The financial battle over Herbalife slogs along as Bill Ackman and his firm, Pershing Square, settle in for the long haul in order to cash in on a $1 billion bet that the health drink company’s shares will tank. After Herbalife’s shares sank to just under $50 in March on the announcement of a Federal Trade Commission (FTC) investigation, the company’s shares now stand at $65.16. The short sale position taken by Pershing must be covered at some point and Ackman announced that 40 percent was covered last year with additional “put” or sale options subsequently acquired. The date for a final reckoning is unclear. If Ackman and Pershing are going to profit from the large bet against the fortunes of the health drink company, they will probably need some help from the FTC or significant negative results from company operations.
Ackman alleges that the health drink company is a pyramid scheme designed to separate lower and middle income participants from their money. A documentary produced by Pershing highlights the plight of several of them. The documentary notes the pressure placed on Herbalife “members” to purchase the product themselves in order to succeed. The company contends it offers a business opportunity for its members to grow a business using their sales techniques and products. With any direct sales organization offering financial incentives or commissions for recruitment, some amount of suspicion arises because the number of new members available at the bottom will eventually dwindle. For Herbalife, about half of its members who previously qualified for bonuses drop out each year. Ackman contends that the company induces women to put up their own funds to buy a substantial amount of the products in hopes of sales, and that a significant amount of the company’s revenues are ill gotten gains from women who will never be able to sell enough of the product to even cover their costs.

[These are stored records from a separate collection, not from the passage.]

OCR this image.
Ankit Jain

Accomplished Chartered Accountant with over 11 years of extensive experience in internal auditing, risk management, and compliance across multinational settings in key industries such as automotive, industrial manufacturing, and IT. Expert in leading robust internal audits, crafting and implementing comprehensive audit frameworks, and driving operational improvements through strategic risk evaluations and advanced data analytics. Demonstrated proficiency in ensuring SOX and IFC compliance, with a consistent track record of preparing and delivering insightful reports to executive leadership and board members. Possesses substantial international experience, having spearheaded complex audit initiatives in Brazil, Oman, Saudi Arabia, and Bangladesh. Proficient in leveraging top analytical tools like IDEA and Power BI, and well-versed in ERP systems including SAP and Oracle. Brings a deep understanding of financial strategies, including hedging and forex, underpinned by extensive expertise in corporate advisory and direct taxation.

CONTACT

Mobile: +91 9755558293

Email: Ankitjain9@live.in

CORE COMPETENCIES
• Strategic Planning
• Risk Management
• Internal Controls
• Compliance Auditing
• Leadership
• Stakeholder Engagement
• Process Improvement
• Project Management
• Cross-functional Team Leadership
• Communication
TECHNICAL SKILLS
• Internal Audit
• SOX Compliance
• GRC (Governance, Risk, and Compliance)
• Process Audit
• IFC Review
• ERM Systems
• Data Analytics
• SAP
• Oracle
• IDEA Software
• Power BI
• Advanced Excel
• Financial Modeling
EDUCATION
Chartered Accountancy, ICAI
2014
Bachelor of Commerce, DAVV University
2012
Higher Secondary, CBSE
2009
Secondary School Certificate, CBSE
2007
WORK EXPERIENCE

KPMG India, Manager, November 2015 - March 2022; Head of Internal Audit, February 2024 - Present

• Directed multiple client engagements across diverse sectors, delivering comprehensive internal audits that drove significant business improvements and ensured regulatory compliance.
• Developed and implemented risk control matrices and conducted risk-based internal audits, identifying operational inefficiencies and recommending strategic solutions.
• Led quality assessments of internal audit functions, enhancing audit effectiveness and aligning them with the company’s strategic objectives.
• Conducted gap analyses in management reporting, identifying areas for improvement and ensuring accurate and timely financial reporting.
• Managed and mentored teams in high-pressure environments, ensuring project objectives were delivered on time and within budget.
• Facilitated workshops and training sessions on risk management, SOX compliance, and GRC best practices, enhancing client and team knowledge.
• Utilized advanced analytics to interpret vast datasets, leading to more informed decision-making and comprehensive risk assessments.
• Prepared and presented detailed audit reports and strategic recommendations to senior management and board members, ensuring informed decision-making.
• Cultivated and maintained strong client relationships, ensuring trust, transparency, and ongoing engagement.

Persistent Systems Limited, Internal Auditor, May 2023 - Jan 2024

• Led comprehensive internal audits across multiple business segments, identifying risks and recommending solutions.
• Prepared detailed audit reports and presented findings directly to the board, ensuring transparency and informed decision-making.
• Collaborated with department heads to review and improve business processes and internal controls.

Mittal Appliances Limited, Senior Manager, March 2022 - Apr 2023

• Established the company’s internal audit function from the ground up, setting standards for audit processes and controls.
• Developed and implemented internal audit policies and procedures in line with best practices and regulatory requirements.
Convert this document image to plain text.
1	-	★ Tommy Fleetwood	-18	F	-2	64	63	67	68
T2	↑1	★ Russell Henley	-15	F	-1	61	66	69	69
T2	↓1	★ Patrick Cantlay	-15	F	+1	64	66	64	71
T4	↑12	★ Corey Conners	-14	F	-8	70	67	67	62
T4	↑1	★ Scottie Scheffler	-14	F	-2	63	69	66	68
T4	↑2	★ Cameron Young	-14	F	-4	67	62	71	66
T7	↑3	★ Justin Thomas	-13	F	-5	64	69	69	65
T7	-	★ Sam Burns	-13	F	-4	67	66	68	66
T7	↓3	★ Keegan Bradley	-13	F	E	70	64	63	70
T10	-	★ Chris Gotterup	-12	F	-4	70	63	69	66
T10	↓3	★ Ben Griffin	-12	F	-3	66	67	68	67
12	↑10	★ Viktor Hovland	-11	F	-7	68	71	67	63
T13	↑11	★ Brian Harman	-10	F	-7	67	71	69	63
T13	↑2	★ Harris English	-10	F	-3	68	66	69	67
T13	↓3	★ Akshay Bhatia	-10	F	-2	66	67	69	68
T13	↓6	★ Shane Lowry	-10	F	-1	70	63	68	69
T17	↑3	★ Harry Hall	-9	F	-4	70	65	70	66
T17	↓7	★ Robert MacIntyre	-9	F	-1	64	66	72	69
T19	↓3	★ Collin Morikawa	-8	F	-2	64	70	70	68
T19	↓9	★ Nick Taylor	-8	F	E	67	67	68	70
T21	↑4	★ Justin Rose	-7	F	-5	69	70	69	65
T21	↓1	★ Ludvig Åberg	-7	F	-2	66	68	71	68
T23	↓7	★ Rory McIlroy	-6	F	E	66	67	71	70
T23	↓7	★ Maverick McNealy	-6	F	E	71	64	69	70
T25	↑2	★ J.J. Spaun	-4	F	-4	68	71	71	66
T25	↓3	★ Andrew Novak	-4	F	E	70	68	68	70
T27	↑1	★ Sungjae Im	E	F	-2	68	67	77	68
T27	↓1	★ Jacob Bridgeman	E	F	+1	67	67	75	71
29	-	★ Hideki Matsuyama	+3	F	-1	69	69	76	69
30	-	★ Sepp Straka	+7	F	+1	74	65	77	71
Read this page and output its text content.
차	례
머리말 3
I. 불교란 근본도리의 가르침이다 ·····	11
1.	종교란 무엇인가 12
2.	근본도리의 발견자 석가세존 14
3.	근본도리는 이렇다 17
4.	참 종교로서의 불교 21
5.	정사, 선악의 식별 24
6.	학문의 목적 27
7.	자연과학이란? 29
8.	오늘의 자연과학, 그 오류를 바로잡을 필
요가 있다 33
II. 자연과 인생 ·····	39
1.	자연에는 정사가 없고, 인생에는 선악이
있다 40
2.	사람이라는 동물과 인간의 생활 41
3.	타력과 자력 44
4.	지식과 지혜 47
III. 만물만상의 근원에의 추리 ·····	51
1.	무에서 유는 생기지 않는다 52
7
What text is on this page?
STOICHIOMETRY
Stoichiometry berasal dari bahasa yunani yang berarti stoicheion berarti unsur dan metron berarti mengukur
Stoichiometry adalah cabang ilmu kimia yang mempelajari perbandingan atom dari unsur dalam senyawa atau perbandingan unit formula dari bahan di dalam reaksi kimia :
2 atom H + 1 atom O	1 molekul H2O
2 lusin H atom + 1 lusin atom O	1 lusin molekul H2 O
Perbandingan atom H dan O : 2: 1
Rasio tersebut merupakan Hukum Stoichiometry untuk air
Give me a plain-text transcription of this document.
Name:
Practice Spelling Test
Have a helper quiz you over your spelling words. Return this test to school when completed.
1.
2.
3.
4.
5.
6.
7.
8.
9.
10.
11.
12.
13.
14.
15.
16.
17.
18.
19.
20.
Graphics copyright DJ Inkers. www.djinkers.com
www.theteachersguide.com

For its part, the company does not keep detailed records of the subsequent sales by members to know how the products are used. The president of Herbalife, Des Walsh, when questioned, appears to avoid the issue and expresses no real desire to change product tracking to confirm the identity of actual product end users. As most other companies around the globe want more and more data regarding customer identity and tastes, the health drink company appears to remain comfortable knowing less.
As the Herbalife financial battle slogs on, the FTC investigation rumbles forward as well. The finger pointing and accusations going back and forth have also resulted in Securities and Exchange Commission (SEC) investigations into the timing of certain events. The federal investigators are reportedly checking into Pershing tipping off other investors prior to negative information on the health drink company going public so the others might profit. While questions have been raised, no evidence of wrongdoing has turned up and Pershing denies any impermissible leaks. The federal investigators are also looking at the activities of the investment companies founded by George Soros and Carl Icahn, which acquired larger positions in Herbalife stock on the other side of Ackman’s bet.
The FTC does not have a strong track record of prosecuting pyramid schemes. The government agency has only leveled charges against five companies as running pyramid operations since 2001. In one bit of good news for Ackman and Pershing, the FBI is now investigating how Herbalife does business. In all likelihood, the Herbalife financial battle will continue to slog along as Ackman fires more ammo and the company fires back. Even if the company manages to rid itself of the FTC investigation, suspicions will continue until Herbalife is more forthcoming with information regarding who buys its products for actual use.